Le lendemain, les journaux révolutionnaires, dénaturant, au bénéfice de leur parti, le récit des faits qui s'étaient passés au Quirinal, tronquèrent jusques au nom du principal personnage, Dominique Sopranzi, transformé en Dominique Torquatus.

De toutes ces choses, il résulte la preuve évidente, incontestable, que la conduite de Pie IX, dans la question de la guerre de l'indépendance, que son attitude, si diversement interprétée par l'ignorance d'une part, et par la mauvaise foi de l'autre, ne se sont pas démenties un seul instant. Souverain pacifique et spirituel de tous les peuples, il n'a jamais consenti à ce qu'on dépassât les limites d'une juste défense, il a toujours repoussé de son cœur la pensée d'une inique agression. En un mot, il n'a jamais voulu faire de la croix un glaive de bataille. Inflexible devant les injonctions comme devant les prières, il a prouvé que le seul peut-être en Italie il avait la consciencieuse intelligence de la situation.

Quoique les impressions en Italie soient trop ardentes pour être durables, l'enthousiasme produit par la proclamation de la croisade contre l'Autriche se manifesta plusieurs jours avec un élan véritablement national. Les volontaires s'enrôlèrent en assez grand nombre, et les autres firent preuve de dévouement à la patrie en déposant sur des tables dressées dans les grands, centres de la ville, des offrandes patriotiques.

Les troupes expéditionnaires quittèrent Rome dans les premiers jours de mars et se dirigèrent sur Bologne et Ferrare. La veille du départ, la première colonne, composée en grande partie de

volontaires appuyés par quelques soldats de ligne, avait été passée en revue sur la place Saint-Pierre par les généraux Ferrari, Durando et par le moine Gavazzi. Celui-ci portait à sa ceinture, sous la croix verte, rouge et blanche de la croisade, une paire de pistolets de combat. Il prit dès lors le titre de grand aumônier de l'armée de l'indépendance italienne.

Avant de se mettre en route, les principaux officiers se rendirent au Quirinal pour prendre congé du Saint Père, qui leur signifia de nouveau, et de la manière la plus expresse, la défense de franchir la frontière des États de l'église.

Tandis que les volontaires romains s'avançaient, l'arme au bras, à la conquête de l'indépendance et que Charles-Albert rêvait le sceptre de la Haute Italie, le pape, élevant la voix pour interpréter la muette éloquence des œuvres de Dieu, adressait cette proclamation aux peuples de la péninsule:

« Aux peuples d'Italie, salut et bénédiction apostolique.

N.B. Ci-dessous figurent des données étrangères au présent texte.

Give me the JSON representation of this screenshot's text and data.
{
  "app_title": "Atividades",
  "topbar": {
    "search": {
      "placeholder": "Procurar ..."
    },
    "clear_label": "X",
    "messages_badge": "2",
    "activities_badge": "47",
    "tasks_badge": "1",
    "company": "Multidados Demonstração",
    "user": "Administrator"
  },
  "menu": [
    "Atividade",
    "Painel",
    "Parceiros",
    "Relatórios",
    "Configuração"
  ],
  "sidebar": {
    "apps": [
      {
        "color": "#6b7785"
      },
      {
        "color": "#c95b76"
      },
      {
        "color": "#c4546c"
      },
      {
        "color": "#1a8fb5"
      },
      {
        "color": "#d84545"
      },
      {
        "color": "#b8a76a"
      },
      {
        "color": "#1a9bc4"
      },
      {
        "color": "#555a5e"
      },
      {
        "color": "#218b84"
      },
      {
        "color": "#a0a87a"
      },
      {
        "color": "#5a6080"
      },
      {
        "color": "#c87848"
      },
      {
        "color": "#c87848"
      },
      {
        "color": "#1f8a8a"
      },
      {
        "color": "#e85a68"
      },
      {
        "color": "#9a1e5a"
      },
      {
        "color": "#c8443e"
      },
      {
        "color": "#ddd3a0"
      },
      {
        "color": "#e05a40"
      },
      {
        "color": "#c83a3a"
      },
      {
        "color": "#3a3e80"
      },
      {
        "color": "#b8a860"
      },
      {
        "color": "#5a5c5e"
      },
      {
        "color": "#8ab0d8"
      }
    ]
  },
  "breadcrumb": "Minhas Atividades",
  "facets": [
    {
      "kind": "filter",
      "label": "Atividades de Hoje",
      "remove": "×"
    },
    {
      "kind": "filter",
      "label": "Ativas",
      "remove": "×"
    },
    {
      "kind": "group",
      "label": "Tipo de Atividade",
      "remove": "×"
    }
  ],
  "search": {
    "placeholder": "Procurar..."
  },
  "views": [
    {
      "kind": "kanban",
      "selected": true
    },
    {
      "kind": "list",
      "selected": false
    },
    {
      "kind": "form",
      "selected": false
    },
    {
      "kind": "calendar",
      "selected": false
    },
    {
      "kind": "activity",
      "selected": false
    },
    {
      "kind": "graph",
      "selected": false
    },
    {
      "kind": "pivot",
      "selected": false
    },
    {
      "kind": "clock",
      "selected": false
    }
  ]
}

« Les événements que ces deux mois ont vu se succéder et s'enchaîner avec tant de rapidité, ne sont pas une œuvre humaine. Malheur à qui n'entend pas la voix de Dieu dans ce vent qui agite, renverse et brise les cèdres et les roseaux! malheur à l'orgueil humain s'il attribue aux fautes ou au

mérite de quelque homme que ce soit, ces merveilleuses révolutions, au lieu d'y adorer les secrets desseins de la Providence, soit qu'ils se manifestent par les voies de la justice ou par celles de la miséricorde; de cette Providence qui tient dans ses mains tous les empires de la terre! Et nous, à qui la parole a été donnée pour interpréter la muette éloquence des œuvres de Dieu, nous ne pouvons pas nous taire au milieu des regrets, des craintes et des espérances qui agitent les coeurs de nos enfants.

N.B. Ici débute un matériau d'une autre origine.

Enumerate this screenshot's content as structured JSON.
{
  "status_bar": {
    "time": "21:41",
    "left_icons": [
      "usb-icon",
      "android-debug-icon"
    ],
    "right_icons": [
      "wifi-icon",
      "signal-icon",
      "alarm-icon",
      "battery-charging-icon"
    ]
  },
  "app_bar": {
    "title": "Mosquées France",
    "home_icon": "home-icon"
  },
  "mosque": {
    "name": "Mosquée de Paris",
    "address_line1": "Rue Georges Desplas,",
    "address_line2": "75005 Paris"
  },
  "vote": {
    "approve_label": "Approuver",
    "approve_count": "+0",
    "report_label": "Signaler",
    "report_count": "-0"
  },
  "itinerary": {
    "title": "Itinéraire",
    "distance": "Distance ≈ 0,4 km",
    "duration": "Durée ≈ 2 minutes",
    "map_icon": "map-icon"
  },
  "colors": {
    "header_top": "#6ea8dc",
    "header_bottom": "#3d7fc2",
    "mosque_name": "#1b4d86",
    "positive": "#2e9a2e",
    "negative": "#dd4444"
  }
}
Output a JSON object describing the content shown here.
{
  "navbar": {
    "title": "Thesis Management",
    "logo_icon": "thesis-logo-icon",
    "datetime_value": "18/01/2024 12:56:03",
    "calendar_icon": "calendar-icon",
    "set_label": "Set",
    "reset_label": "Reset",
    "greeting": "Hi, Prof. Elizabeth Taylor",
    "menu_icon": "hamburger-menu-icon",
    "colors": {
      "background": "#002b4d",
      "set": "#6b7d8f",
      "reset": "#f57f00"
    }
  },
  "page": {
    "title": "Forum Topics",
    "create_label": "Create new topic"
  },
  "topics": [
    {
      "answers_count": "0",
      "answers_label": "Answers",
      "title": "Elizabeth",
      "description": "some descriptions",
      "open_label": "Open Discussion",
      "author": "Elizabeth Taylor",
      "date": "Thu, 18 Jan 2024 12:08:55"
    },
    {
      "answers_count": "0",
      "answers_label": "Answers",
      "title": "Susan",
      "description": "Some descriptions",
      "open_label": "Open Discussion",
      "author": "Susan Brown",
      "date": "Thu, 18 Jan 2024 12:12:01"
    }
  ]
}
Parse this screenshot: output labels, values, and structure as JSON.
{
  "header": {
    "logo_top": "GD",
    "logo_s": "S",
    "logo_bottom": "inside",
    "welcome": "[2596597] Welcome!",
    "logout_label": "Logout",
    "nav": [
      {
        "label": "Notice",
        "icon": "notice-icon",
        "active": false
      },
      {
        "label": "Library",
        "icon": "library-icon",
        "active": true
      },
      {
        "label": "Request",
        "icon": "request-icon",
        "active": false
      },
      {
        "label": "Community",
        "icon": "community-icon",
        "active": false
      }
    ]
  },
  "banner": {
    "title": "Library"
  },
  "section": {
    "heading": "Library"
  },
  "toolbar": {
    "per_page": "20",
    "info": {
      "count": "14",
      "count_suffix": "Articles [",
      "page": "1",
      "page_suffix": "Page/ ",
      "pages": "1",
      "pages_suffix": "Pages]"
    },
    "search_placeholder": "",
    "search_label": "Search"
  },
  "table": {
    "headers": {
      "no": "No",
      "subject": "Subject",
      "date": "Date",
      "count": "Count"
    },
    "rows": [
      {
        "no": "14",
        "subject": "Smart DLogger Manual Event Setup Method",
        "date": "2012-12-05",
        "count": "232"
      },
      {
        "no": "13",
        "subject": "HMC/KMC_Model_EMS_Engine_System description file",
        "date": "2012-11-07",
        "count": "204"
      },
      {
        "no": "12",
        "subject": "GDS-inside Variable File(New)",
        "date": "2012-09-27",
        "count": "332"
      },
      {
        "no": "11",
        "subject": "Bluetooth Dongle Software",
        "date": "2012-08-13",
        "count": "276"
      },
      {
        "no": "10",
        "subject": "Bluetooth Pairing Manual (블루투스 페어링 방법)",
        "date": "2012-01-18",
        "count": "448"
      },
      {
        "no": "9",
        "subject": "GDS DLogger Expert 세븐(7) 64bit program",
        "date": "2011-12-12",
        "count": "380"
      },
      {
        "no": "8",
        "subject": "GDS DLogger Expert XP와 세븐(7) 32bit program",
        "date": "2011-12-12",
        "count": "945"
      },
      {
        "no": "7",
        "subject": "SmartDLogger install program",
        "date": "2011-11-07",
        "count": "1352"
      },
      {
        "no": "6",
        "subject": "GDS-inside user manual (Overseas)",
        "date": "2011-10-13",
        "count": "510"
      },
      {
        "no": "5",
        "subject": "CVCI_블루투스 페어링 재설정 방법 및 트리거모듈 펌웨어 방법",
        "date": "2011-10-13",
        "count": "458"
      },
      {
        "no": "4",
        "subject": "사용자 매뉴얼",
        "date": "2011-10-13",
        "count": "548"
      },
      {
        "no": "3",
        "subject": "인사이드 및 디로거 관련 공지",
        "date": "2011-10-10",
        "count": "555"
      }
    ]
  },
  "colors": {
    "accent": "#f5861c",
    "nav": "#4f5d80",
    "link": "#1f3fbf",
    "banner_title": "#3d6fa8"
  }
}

« Et d'abord, nous devons vous dire que si notre âme fut émue en apprenant de quelle manière, dans une partie de l'Italie, l'intervention de la religion sut prévenir les dangers de ces changements, et comment la charité, par ses actes, fit éclater la noblesse des coeurs, nous ne pûmes cependant ni ne pouvons ne pas être profondément. affligés des insultes qu'en d'autres lieux les ministres de cette religion eurent à souffrir. Quand même, oubliant notre devoir, nous passerions ces insultes sous silence, ce silence pourrait-il les empêcher de diminuer l'efficacité de nos bénédictions?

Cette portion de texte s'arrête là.